Aortic and Pulmonary Flow Quantification


VEC MR is an accurate method to measure the amount of shunt. Left-to-right shunting can be calculated indirectly by measuring flow Qp/Qs ration which is the ratio of right ventricle stroke volume to left ventricle stroke volume. For Qp/Qs ratio, VEC MR is shown to correlate well with echocardiography, invasive oximetry, and radionuclide angiography, although this approach does not provide information about the size, shape, or location of a defect [37, 46, 4953]. Using VEC MR, a 5 % difference between flow in the ascending aorta and flow in the pulmonary artery in healthy individuals is calculated [49, 54]. Therefore, although Qp/Qs measurement by VEC MR may correlate with true shunt severity, this approach is limited when the shunt volume is small. In this case, direct shunt volume measurement is preferred.

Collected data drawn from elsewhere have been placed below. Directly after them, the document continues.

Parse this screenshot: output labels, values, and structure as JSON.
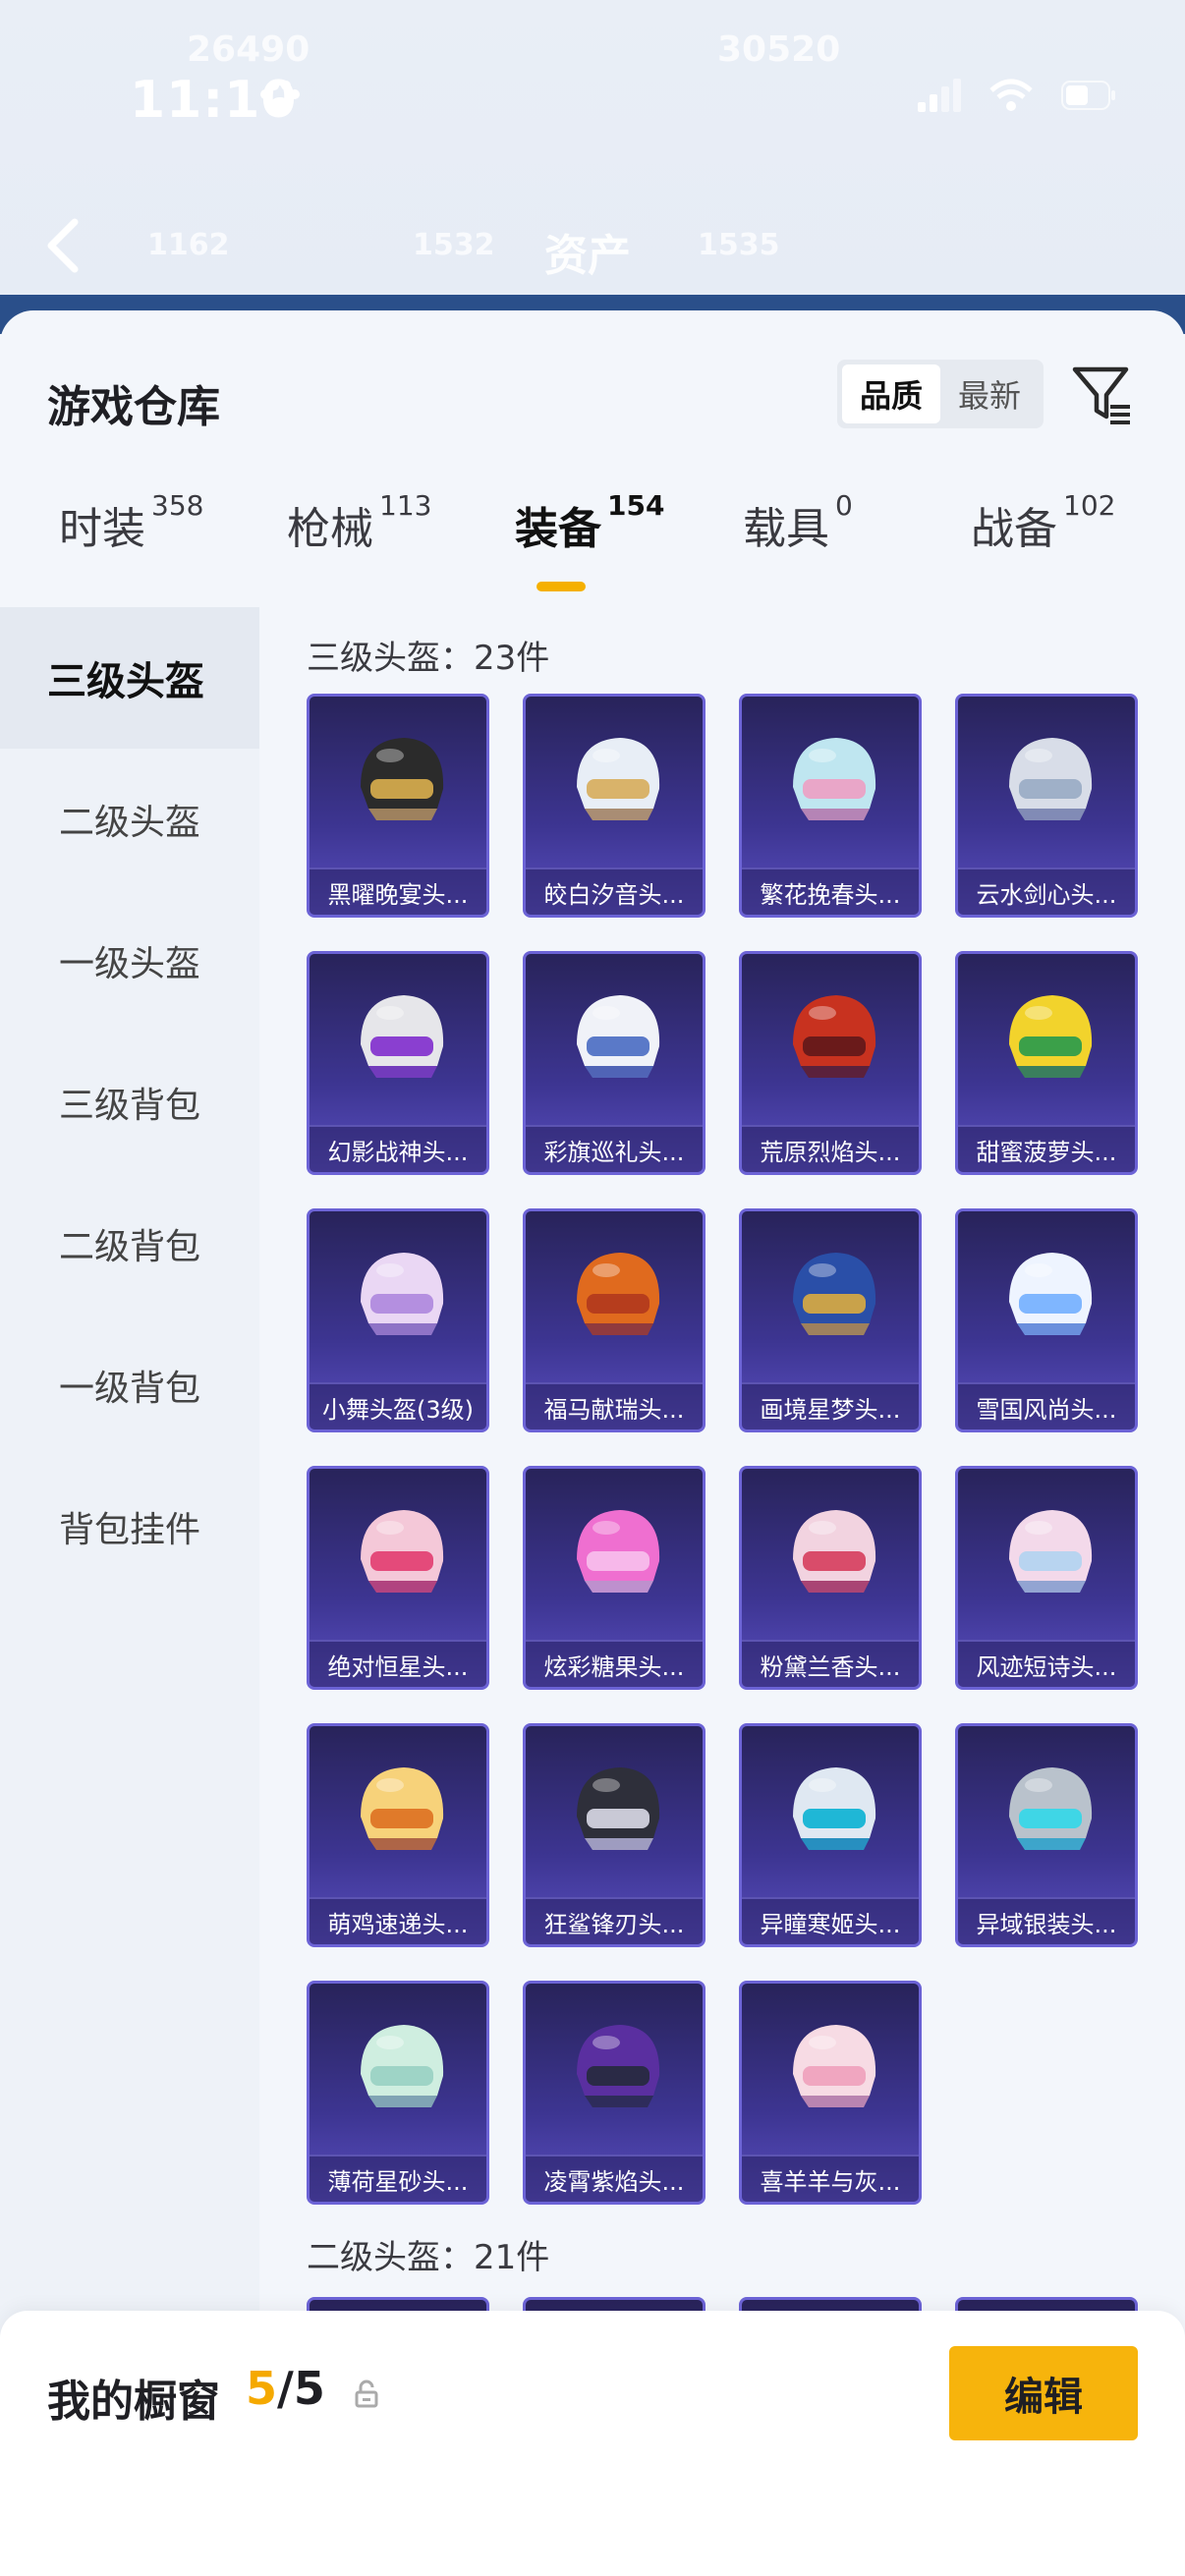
{
  "status_bar": {
    "time": "11:10"
  },
  "header": {
    "title": "资产",
    "faded_values": [
      "26490",
      "30520",
      "1162",
      "1532",
      "1535"
    ]
  },
  "warehouse": {
    "title": "游戏仓库",
    "sort_options": [
      "品质",
      "最新"
    ],
    "active_sort": "品质"
  },
  "tabs": [
    {
      "label": "时装",
      "count": "358"
    },
    {
      "label": "枪械",
      "count": "113"
    },
    {
      "label": "装备",
      "count": "154"
    },
    {
      "label": "载具",
      "count": "0"
    },
    {
      "label": "战备",
      "count": "102"
    }
  ],
  "active_tab": "装备",
  "sidebar": {
    "items": [
      "三级头盔",
      "二级头盔",
      "一级头盔",
      "三级背包",
      "二级背包",
      "一级背包",
      "背包挂件"
    ]
  },
  "sections": [
    {
      "title": "三级头盔：23件"
    },
    {
      "title": "二级头盔：21件"
    }
  ],
  "items": [
    {
      "name": "黑曜晚宴头...",
      "icon": "helmet-black"
    },
    {
      "name": "皎白汐音头...",
      "icon": "helmet-white"
    },
    {
      "name": "繁花挽春头...",
      "icon": "helmet-flower"
    },
    {
      "name": "云水剑心头...",
      "icon": "helmet-silver"
    },
    {
      "name": "幻影战神头...",
      "icon": "helmet-phantom"
    },
    {
      "name": "彩旗巡礼头...",
      "icon": "helmet-flag"
    },
    {
      "name": "荒原烈焰头...",
      "icon": "helmet-red"
    },
    {
      "name": "甜蜜菠萝头...",
      "icon": "helmet-pineapple"
    },
    {
      "name": "小舞头盔(3级)",
      "icon": "helmet-bunny"
    },
    {
      "name": "福马献瑞头...",
      "icon": "helmet-horse"
    },
    {
      "name": "画境星梦头...",
      "icon": "helmet-blue"
    },
    {
      "name": "雪国风尚头...",
      "icon": "helmet-snow"
    },
    {
      "name": "绝对恒星头...",
      "icon": "helmet-star"
    },
    {
      "name": "炫彩糖果头...",
      "icon": "helmet-candy"
    },
    {
      "name": "粉黛兰香头...",
      "icon": "helmet-pink"
    },
    {
      "name": "风迹短诗头...",
      "icon": "helmet-wind"
    },
    {
      "name": "萌鸡速递头...",
      "icon": "helmet-chick"
    },
    {
      "name": "狂鲨锋刃头...",
      "icon": "helmet-shark"
    },
    {
      "name": "异瞳寒姬头...",
      "icon": "helmet-ice"
    },
    {
      "name": "异域银装头...",
      "icon": "helmet-silverarmor"
    },
    {
      "name": "薄荷星砂头...",
      "icon": "helmet-mint"
    },
    {
      "name": "凌霄紫焰头...",
      "icon": "helmet-purple"
    },
    {
      "name": "喜羊羊与灰...",
      "icon": "helmet-sheep"
    }
  ],
  "bottom_bar": {
    "label": "我的橱窗",
    "current": "5",
    "total": "/5",
    "edit_label": "编辑"
  },
  "colors": {
    "accent": "#f5b000",
    "card_top": "#28235a",
    "card_bottom": "#5a4fc0"
  }
}
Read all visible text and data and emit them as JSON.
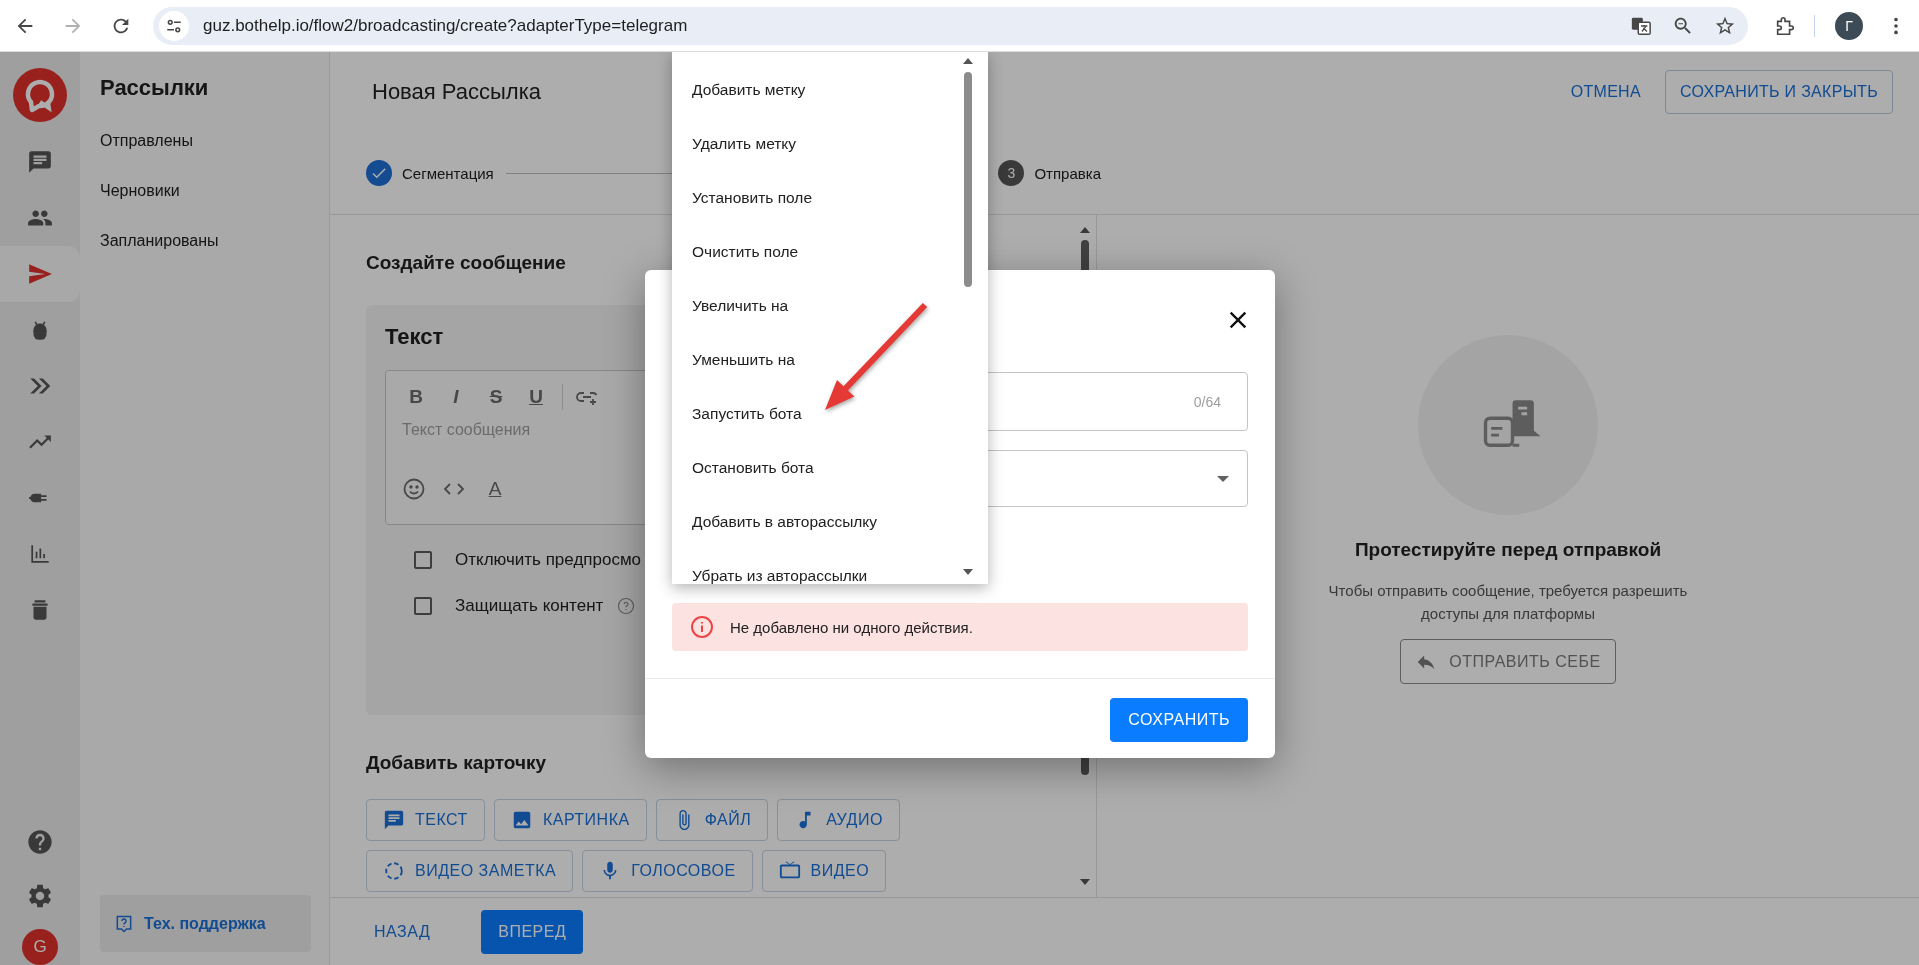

Slice position in the ascending aorta is approximately 2.0–3.0 cm above the aortic valve and distal to the coronary arteries at the level of the right pulmonary artery (Fig. 13.9). Slice position in the pulmonary trunk is approximately 1.5–2.0 cm above the pulmonary valve but proximal to the bifurcation. Placing the imaging plane at level of valve should be avoided due to turbulent flow and valve motion. Some have suggested to place the aortic slice at level of coronary artery ostium to include coronary blood flow [55], although this level of slice selection does not seem to be a good choice as the cross-sectional area of the aorta at sinus of Valsalva especially at the level of left main coronary ostium is larger than the aorta above it and may interfere with correct flow calculations. Flow measurements in the ascending aorta distal to the coronary ostia would miss coronary blood flow. For this technical limitation, some have suggested to use Qp/Qs ratios of >1.75:1 as PC MRI threshold for surgery. In reality, diastolic flow into the coronary arteries is minimal (0.5 % of the cardiac output) [56] and even smaller than the errors expected from the PC technique of measurements to cause additional problem. Left-to-right shunts in ASD and VSD are calculated by the following formula: percentage of left-to-right shunt = (Qp−Qs)/Qp. In PDA, it would be (Qs−Qp)/Qs.


Direct Imaging of the Shunt


VEC MR analysis of the outflow tracts is simple, reliable, and straightforward in execution. In a recent study of 35 adult patients with ASD, VSD, and PDA, PC MRI was referenced to transthoracic echo and found to have 93 % specificity and 100 % sensitivity for description of shunts with a Qp:Qs greater than 1.5 [57]. In contrast, direct measurement of shunt flow through the defect requires more experience and precision to get correct results. With direct shunt imaging, flow quantification, as well as size, and morphology analysis are possible which may have incremental clinical value especially for percutaneous closure candidates. The technique of direct en face shunt analysis is described in detail for ASD by Thompson et al. [17] and good correlations with echocardiography in adults were reported. In children, direct flow measurements may be difficult and inaccurate compared with Qp/Qs [37]. This is probably because in children higher heart and respiratory rates, along with higher peak velocities and smaller structures, can lead to increased error on VEC MR [51]. Newer sequences such as 4D phase-contrast sequence can improve visualization of cardiac shunts compared to conventional cardiac MR imaging.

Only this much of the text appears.